One limitation of the current study is the lack of a sham acupuncture condition. Doubts about whether minimal or non–point-specific acupuncture conditions are really physiologically inactive for the treatment of pain have been raised.59,60,66–68 If so, then a comparison of two active treatments is very likely to show no group difference and the conclusion that the investigated treatment is ineffective would be misleading. However, a recent individual meta-analysis based on data from 29 randomized clinical trials with a total of 17,922 patients reported clear differences between real acupuncture and sham procedures for several chronic pain conditions.69 This is a strong argument for incorporating sham procedures as a possible control condition in future studies. Such studies should also consider online pain ratings, which are delivered after each painful stimulus during the fMRI session, instead of retrospective pain ratings.

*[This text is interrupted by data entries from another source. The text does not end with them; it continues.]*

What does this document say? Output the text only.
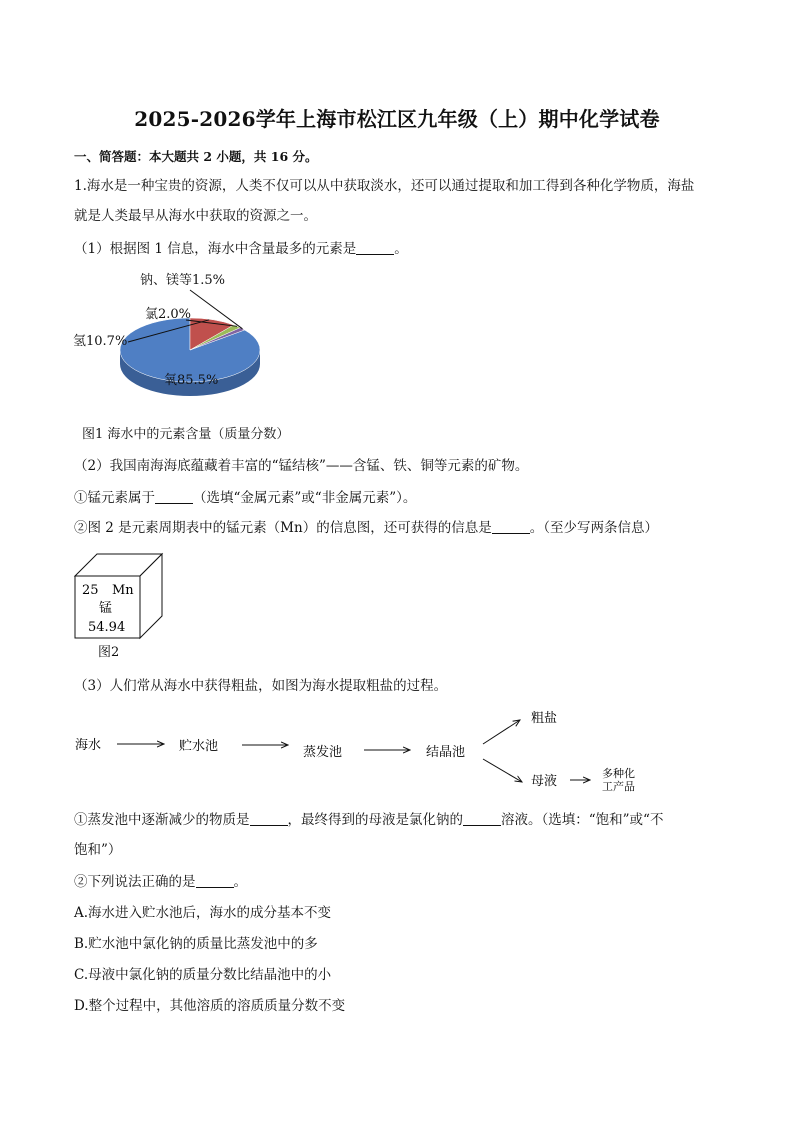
2025-2026学年上海市松江区九年级（上）期中化学试卷
一、简答题：本大题共 2 小题，共 16 分。
1.海水是一种宝贵的资源，人类不仅可以从中获取淡水，还可以通过提取和加工得到各种化学物质，海盐
就是人类最早从海水中获取的资源之一。
（1）根据图 1 信息，海水中含量最多的元素是	。
氧85.5%
氢10.7%
氯2.0%
钠、镁等1.5%
图1 海水中的元素含量（质量分数）
（2）我国南海海底蕴藏着丰富的“锰结核”——含锰、铁、铜等元素的矿物。
①锰元素属于	（选填“金属元素”或“非金属元素”）。
②图 2 是元素周期表中的锰元素（Mn）的信息图，还可获得的信息是	。（至少写两条信息）
25 Mn
锰
54.94
图2
（3）人们常从海水中获得粗盐，如图为海水提取粗盐的过程。
海水	贮水池	蒸发池	结晶池
粗盐
母液
多种化
工产品
①蒸发池中逐渐减少的物质是	，最终得到的母液是氯化钠的	溶液。（选填：“饱和”或“不
饱和”）
②下列说法正确的是	。
A.海水进入贮水池后，海水的成分基本不变
B.贮水池中氯化钠的质量比蒸发池中的多
C.母液中氯化钠的质量分数比结晶池中的小
D.整个过程中，其他溶质的溶质质量分数不变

Within a larger sample the sequence order of treatment and baseline should be balanced to control for habituation and other effects of repeated measures.
Conclusion
In line with recent literature, this study showed differences in activation patterns following an acupuncture session, applied before painful electrical stimulation, but also supports the theory that acupuncture and pain mobilize overlapping brain regions and the same intrinsic networks.70,71 The results further support previous findings that the analgesic effect of acupuncture consists of specific brain activation–modulating patterns that outlast the needling period, as well as a component similar to effects known from placebo analgesia.
Author Disclosure Statement
No competing financial relationships exist.